Adamson University's quest for technological and engineering advancement continues as it launched its second solar-powered electric car to the AdU community.
Leepad 2, the second such car developed by students and faculty from AdU’s Electrical Engineering Department, was given the grand launch treatment when it was premiered last June 26 at the ST Quad. The launch was attended by university officials, members of the Engineering community, and the project’s sponsors.
Leepad 2 is the much improved, more powerful successor of Leepad, the original hybrid solar energy-powered car developed by EE students and faculty as a response to the University President’s call for a “green” university. Now a four-wheeled vehicle from the previous three wheels, the car runs on electric propulsion and can run continuously for five to six hours at speeds of 20 to 40 kilometers per hour. It has more solar panels than Leepad and can be charged through the usual home outlets or by parking it under sunlight. Leepad 2 has a passenger capacity of four to five persons including the driver.
The solar car’s power gets two big boosters: an MCU-based charging station developed by Computer Engineering students and the Xantrex XW MPPT Solar Charge Controller. The acquisition of the Xantrex XW MPPT Solar Charge Controller, developed by Schneider Electric Philippines, enhances Leepad 2 by allowing the team to track and regulate the maximum electrical power point of the photovoltaic array to deliver the maximum available current for its batteries, thus prolonging Leepad 2’s battery life.
The launching began with opening remarks from Engr. Evelyn Raguindin, the new dean of the College of Engineering, who expressed her optimism in seeing Leepad 2 flying in the metropolis. Messages were also given by Fr. Gregorio Bañaga Jr., C.M., University President, and by Fr. Francisco Nicolas Magnaye Jr., C.M., Vice President for Academic Affairs. Fr. Bañaga and Fr. Magnaye expressed their pride in the project, with Fr. Bañaga saying that Leepad 2 is an example of putting into practice the theories learned in the classroom. The University President also expressed that Leepad 2 could be a spur for entrepreneurship, in coming up with good ideas and making them a reality.

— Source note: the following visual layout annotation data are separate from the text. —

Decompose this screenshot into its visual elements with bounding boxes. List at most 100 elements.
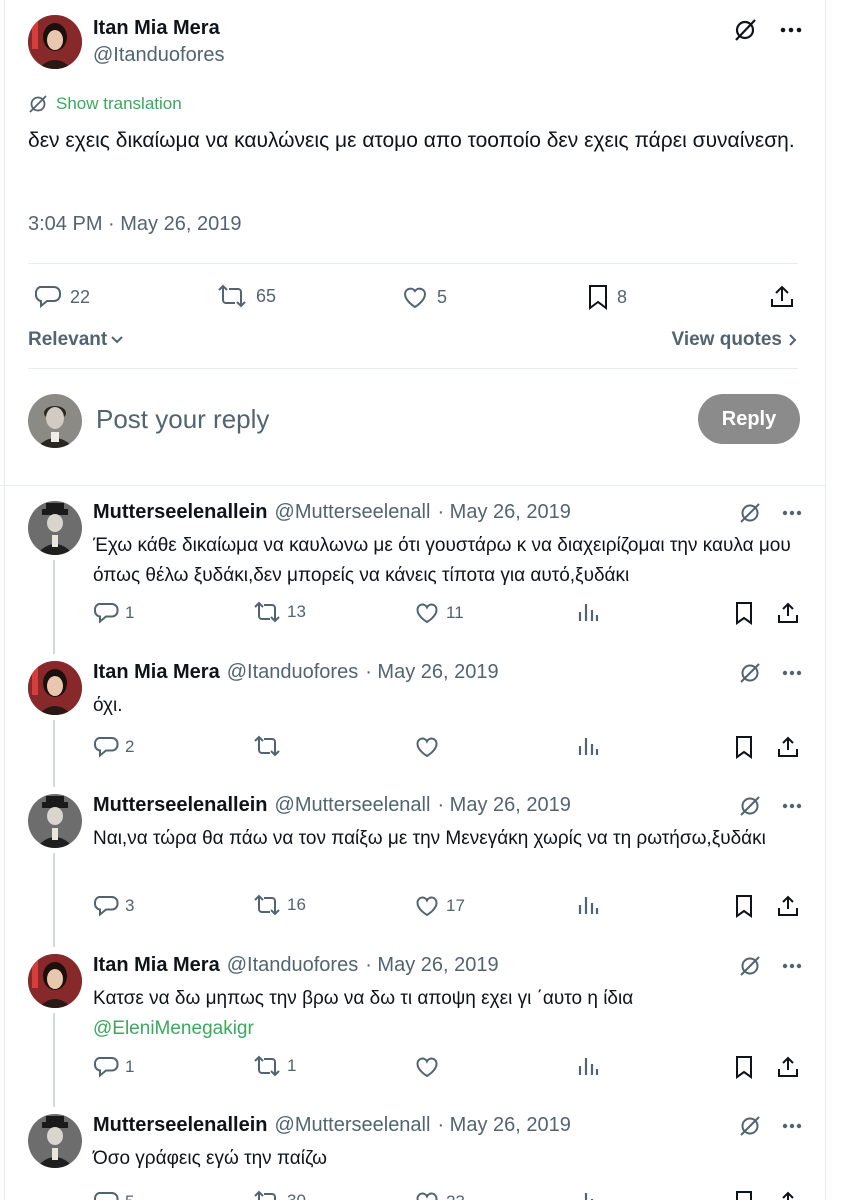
like-action[interactable]: 11 — [414, 601, 464, 625]
share-action[interactable] — [776, 1190, 800, 1200]
more-icon[interactable] — [782, 1123, 802, 1129]
grok-icon[interactable] — [738, 661, 762, 685]
reply-author-name[interactable]: Itan Mia Mera — [93, 954, 220, 977]
like-count: 11 — [446, 603, 464, 622]
bookmark-count: 8 — [617, 286, 628, 307]
grok-icon[interactable] — [738, 501, 762, 525]
reply-icon — [93, 601, 119, 625]
reply-avatar[interactable] — [28, 501, 82, 555]
like-action[interactable]: 17 — [414, 894, 465, 918]
grok-icon[interactable] — [732, 17, 758, 43]
reply-date[interactable]: · May 26, 2019 — [437, 794, 570, 817]
like-action[interactable] — [414, 1055, 446, 1079]
views-action[interactable] — [577, 735, 599, 757]
reply-item[interactable]: Mutterseelenallein @Mutterseelenall · Ma… — [0, 794, 826, 918]
reply-author-name[interactable]: Mutterseelenallein — [93, 794, 268, 817]
reply-author-name[interactable]: Mutterseelenallein — [93, 501, 268, 524]
bookmark-action[interactable] — [734, 735, 754, 759]
author-avatar[interactable] — [28, 15, 82, 69]
views-action[interactable] — [577, 1055, 599, 1077]
repost-icon — [253, 1190, 281, 1200]
reply-author-handle[interactable]: @Mutterseelenall — [275, 1114, 431, 1137]
more-icon[interactable] — [782, 510, 802, 516]
repost-action[interactable] — [253, 735, 287, 757]
reply-actions: 5 30 23 — [93, 1190, 802, 1200]
reply-action[interactable]: 1 — [93, 601, 134, 625]
view-quotes-link[interactable]: View quotes — [671, 329, 798, 351]
repost-icon — [253, 601, 281, 623]
bookmark-action[interactable] — [734, 894, 754, 918]
reply-item[interactable]: Mutterseelenallein @Mutterseelenall · Ma… — [0, 1114, 826, 1200]
reply-text-body: Ναι,να τώρα θα πάω να τον παίξω με την Μ… — [93, 828, 766, 849]
mention-link[interactable]: @EleniMenegakigr — [93, 1018, 254, 1039]
repost-action[interactable]: 30 — [253, 1190, 306, 1200]
reply-stat[interactable]: 22 — [34, 284, 90, 310]
more-icon[interactable] — [780, 27, 802, 33]
reply-input[interactable]: Post your reply — [96, 404, 269, 435]
reply-date[interactable]: · May 26, 2019 — [365, 954, 498, 977]
reply-count: 1 — [125, 1057, 135, 1076]
grok-icon[interactable] — [738, 1114, 762, 1138]
views-action[interactable] — [577, 601, 599, 623]
like-icon — [414, 735, 440, 759]
views-action[interactable] — [577, 1190, 599, 1200]
reply-count: 3 — [125, 896, 135, 915]
share-action[interactable] — [776, 894, 800, 918]
reply-button[interactable]: Reply — [698, 394, 800, 444]
reply-author-name[interactable]: Itan Mia Mera — [93, 661, 220, 684]
views-action[interactable] — [577, 894, 599, 916]
share-icon — [776, 601, 800, 625]
reply-author-handle[interactable]: @Itanduofores — [227, 954, 359, 977]
tweet-timestamp[interactable]: 3:04 PM · May 26, 2019 — [28, 213, 241, 236]
grok-icon[interactable] — [738, 954, 762, 978]
more-icon[interactable] — [782, 670, 802, 676]
show-translation-link[interactable]: Show translation — [28, 94, 182, 114]
bookmark-action[interactable] — [734, 601, 754, 625]
share-action[interactable] — [776, 601, 800, 625]
author-name[interactable]: Itan Mia Mera — [93, 17, 225, 40]
more-icon[interactable] — [782, 963, 802, 969]
repost-action[interactable]: 1 — [253, 1055, 296, 1077]
reply-date[interactable]: · May 26, 2019 — [437, 501, 570, 524]
reply-action[interactable]: 2 — [93, 735, 134, 759]
reply-text: Κατσε να δω μηπως την βρω να δω τι αποψη… — [93, 984, 813, 1044]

Engr. Virgilio Lomotan, chairperson of the EE Department and co-researcher for Leepad 2, introduced the vehicle to the public with an audio-visual presentation detailing Leepad 2’s specs and improvements. The introduction was then followed by the giving of the plaques of appreciation to the project’s sponsors and the ceremonial turnover of the keys from Engr. Lomotan to Fr. Bañaga.
One of Leepad’s sponsors, Schneider Electric Philippines, also made a presentation during the program. Schneider Electric’s country president Philippe Reveilhac spoke at the presentation, where he said that he is proud to be at Adamson and congratulated the University for the achievement and for encouraging projects such as Leepad 2. Reveilhac also said that Schneider Electric gave its support to Adamson because it believes in providing opportunities and giving power to young researchers like the team behind Leepad 2.
Engr. Jose Cericel Driz, EE Department faculty member, ended the formal program with his closing remarks. Prof. Alejandro Nueva, Jr. hosted the program.
The other sponsors of the project were De Lorenzo Engineering Training Solutions, ETAP, Adamson University Alumni Association Inc., EE Alumni Association president Engr. Melecio Sustento, Jr., and Engr. Francis Cabel, EE alumni and Emergency Response Plan Facilities Manager at Etihad Airways.
The Leepad team is composed of senior EE students with Engr. Lomotan as co-researcher. The researchers are Jinelyn Abregoso, Ryan Lester De Castro, Noriel Ogang, Rey Jonathan Postor, Karl Alexis Dimalanta, Michael Valer Mariano, Jeño Palencia, John Edward Reolente, Reginald Tating, and Paul Jeffrey Monteser, who acted as team leader.